Mr.Taylor of Louisiana wanted the Constitution so amended that the rights of the slave-holder in the Territories could be guarantied, and further amended so that no person, "unless he was of the Caucasian race and of pure and unmixed blood," should ever be allowed to vote for any officer of the National Government.
PROPOSITIONS OF COMPROMISE.
Mr.Charles Francis Adams proposed that the Constitution of the United States be so amended that no subsequent amendment thereto, "having for its object any interference with slavery, shall originate with any State that does not recognize that relation within its own limits, or shall be valid without the assent of every one of the States composing the Union." No Southern man, during the long agitation of the slavery questions extending from 1820 to 1860, had ever submitted so extreme a proposition as that of Mr.Adams.

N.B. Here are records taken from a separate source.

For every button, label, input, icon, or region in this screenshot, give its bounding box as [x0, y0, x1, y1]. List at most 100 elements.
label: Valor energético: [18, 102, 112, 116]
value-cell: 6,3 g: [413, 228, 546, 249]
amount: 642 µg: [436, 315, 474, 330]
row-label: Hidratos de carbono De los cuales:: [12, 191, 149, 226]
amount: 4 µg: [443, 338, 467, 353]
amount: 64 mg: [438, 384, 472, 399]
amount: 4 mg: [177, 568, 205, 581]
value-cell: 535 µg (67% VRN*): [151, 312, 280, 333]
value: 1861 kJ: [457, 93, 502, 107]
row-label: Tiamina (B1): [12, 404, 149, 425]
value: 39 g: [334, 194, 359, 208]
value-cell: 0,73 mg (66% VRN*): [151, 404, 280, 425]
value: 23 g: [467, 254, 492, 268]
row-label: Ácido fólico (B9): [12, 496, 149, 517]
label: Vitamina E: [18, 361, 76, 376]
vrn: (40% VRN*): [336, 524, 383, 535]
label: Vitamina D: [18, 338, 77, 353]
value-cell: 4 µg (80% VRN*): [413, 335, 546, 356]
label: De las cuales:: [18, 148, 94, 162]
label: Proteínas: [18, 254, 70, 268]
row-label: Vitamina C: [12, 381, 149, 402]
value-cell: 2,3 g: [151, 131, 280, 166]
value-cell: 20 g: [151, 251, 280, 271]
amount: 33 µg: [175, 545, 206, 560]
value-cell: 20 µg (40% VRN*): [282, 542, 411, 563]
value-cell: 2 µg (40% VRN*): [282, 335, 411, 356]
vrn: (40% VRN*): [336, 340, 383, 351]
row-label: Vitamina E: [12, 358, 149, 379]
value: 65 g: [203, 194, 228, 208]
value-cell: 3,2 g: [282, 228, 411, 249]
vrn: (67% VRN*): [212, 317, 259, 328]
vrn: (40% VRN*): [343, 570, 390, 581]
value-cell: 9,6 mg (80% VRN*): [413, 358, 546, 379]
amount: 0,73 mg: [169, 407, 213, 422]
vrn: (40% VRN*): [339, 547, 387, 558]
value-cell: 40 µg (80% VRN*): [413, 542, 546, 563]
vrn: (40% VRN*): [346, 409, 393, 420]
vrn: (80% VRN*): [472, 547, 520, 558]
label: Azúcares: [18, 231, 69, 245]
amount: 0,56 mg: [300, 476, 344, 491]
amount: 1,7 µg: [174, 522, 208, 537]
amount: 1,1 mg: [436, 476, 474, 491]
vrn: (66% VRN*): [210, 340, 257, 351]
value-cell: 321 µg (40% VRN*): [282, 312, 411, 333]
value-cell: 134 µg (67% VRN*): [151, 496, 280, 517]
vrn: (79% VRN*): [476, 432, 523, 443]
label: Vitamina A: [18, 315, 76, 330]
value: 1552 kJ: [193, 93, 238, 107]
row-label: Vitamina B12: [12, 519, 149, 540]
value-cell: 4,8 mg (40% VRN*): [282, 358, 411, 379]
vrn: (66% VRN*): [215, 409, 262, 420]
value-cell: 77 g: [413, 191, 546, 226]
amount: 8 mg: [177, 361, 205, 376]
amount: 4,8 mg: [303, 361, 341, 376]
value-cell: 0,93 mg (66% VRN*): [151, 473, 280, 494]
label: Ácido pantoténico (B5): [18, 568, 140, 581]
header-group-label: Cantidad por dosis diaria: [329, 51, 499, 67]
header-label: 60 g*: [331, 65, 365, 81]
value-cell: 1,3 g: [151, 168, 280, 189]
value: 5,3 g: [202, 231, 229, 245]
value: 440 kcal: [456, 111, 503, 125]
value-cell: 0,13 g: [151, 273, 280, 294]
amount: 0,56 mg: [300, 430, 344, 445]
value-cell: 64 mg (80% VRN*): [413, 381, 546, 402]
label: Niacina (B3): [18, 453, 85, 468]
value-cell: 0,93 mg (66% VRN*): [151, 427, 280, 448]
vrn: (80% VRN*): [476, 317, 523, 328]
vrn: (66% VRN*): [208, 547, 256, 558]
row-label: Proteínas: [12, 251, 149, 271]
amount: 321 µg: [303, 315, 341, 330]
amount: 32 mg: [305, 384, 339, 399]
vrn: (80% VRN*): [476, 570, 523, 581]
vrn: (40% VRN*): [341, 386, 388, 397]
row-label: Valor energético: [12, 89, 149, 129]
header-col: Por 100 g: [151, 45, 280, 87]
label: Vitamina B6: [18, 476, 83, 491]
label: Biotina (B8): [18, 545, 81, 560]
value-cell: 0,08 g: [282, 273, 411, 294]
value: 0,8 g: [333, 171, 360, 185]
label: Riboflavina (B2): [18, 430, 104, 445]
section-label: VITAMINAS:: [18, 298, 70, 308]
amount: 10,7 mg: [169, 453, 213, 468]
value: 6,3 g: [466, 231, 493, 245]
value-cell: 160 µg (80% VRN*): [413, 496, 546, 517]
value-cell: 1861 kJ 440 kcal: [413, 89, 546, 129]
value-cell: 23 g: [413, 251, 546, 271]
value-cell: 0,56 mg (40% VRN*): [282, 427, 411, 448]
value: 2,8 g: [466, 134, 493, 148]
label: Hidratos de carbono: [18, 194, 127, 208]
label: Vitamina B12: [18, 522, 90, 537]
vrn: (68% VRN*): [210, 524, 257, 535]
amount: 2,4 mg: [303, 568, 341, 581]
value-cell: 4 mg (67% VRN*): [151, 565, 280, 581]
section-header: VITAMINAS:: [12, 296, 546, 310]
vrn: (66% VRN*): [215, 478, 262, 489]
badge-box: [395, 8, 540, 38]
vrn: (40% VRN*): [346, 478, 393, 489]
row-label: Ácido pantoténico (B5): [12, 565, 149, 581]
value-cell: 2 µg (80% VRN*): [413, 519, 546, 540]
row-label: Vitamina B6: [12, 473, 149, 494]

The most precious muniment of personal liberty never had such deep embedment in the organic law of the Republic as Mr.Adams now proposed for the protection of slavery.

The well-grounded jealousy and fear of the smaller States had originally secured a provision that their right to equal representation in the Senate should never be taken from them even by an amendment of the Constitution.

Mr.
Adams now proposed to give an equal safeguard and protection to the institution of slavery.